At a recent public hearing before Fairfax County's Civil Service Commission, Horan said, "I would not suggest that investigators are more courageous or more moral (than patrol officers) but whether we like it or not, investigative work is more complicated . . . There are certain parts of police work so complicated that it's ludicrous to take anyone in blue and ask him to do the job."
Speaking about a report published last June by Virginia's Council of Criminal Justice and the State Crime Commission, Horan said it "adopted a position I'm not too comfortable with (because it seemed to suggest there is too much specialization in police work."
Detectives say that besides the extra technical training they receive, there are other valuable assets they acquire on the job that patrol officers don't have the opportunity to cultivate. They cite the network of contacts and informants, the ability to interview suspects and experience in human interchange. "You learn people," said one detective.
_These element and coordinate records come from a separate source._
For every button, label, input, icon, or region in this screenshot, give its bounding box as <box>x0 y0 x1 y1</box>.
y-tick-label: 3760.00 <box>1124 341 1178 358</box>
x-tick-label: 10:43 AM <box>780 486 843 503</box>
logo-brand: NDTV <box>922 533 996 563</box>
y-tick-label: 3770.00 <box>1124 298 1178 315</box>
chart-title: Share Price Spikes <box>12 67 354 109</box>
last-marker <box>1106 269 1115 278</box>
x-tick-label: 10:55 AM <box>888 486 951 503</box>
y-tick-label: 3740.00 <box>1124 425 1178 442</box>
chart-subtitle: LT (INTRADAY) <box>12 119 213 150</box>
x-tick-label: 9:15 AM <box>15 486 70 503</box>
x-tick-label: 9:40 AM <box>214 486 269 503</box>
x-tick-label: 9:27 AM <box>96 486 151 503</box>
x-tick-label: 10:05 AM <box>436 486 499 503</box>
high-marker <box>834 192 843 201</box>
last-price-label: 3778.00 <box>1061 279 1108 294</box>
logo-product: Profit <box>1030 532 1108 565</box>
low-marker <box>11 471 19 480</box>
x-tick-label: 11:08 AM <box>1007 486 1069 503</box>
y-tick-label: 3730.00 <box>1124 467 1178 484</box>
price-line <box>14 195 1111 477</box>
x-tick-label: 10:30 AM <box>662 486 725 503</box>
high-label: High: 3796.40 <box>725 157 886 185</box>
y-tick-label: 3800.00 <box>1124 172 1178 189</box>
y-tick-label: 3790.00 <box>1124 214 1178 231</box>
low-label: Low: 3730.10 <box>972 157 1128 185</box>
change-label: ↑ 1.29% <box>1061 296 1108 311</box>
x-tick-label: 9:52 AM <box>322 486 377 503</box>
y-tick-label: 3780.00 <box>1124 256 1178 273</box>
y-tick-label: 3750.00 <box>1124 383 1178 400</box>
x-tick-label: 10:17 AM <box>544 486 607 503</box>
As Arlington County detective described a colleague who specialized in solving child-molesting cases. "He's fantastic. He's able to talk to the kids easily and without even mentioning the incident the first few times, he is able to find out exactly what happened and then he knows who probably commited the crime. When he retires, we're out to lunch (in that type of investigations)."
Detectives also say that wearing plain clothes makes it easier for them to go into other jurisdictions and to approach people.
"Some people are afraid of uniformed men," said one detective. "Business people prefer plain clothes officers coming to their offices and other people like it because they don't have to worry about what the neighbors will think," observed another.